My problem is that I'm getting something like the first image in this answer to my previous question, when I want to achieve the effect in the second image.
Upon further investigation I can't see how marching cubes does the "move vertex along the edge" type logic (i.e. the difference between the two images on my previous link). I see that it does do some interpolation, but I'm not convinced I have the correct understanding of what I think it should do, because the code in question appears to give the same result regardless of whether I use boolean or float values.
I took the code from here which is a C# implementation of marching cubes, but instead of using the MarchingCubesPrimitive I modified it to accept an object of type IDrawable, containing lists for the various collections (vertices, normals, UVs, indices), the logic was otherwise untouched.

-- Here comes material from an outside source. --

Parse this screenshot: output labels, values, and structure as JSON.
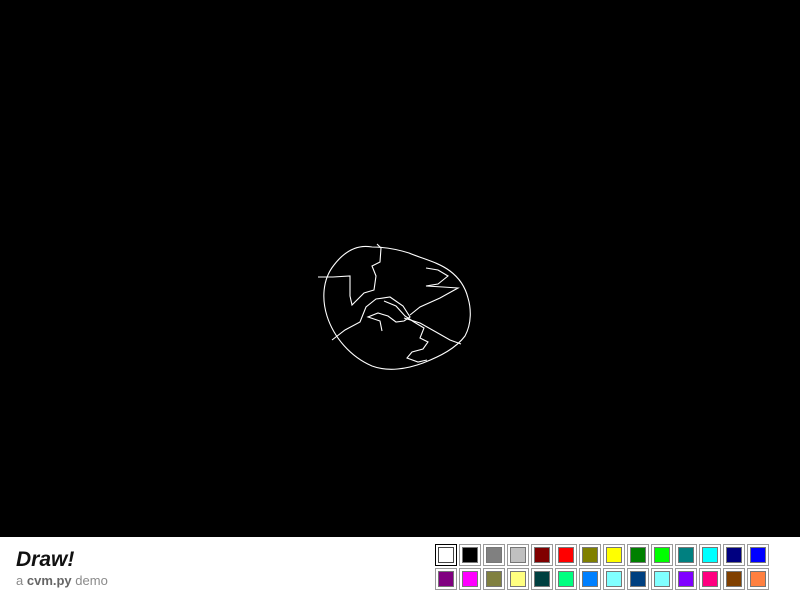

My understanding is that given a very low isovalue the accuracy level of the surface being rendered should increase, so in short "less 45 degree slows more rolling hills" type mesh output. However this isn't what I'm seeing.
Have I missed something or is the implementation flawed and need to be fixed?
EDIT:
A little more detail on what I am seeing when I "marching cube" the data.
Ok so firstly, ignore the fact that the meshes created by the chunks don't "connect" (i'll probably raise another question about this later).
Then look at the shaping of the island, it's too ... square, from the voxels rendered as boxes you get the impression there's a clean soft gradual hill and yet from the image there are sharp falling edges even in the most central areas where the gradient in the first image looks the most smooth.
The data is "regenerated" each time I run this so no 2 islands come out the same, and it's purely random so not based on noise, but still, how can it look so smooth in 1 image and so not smooth in the other?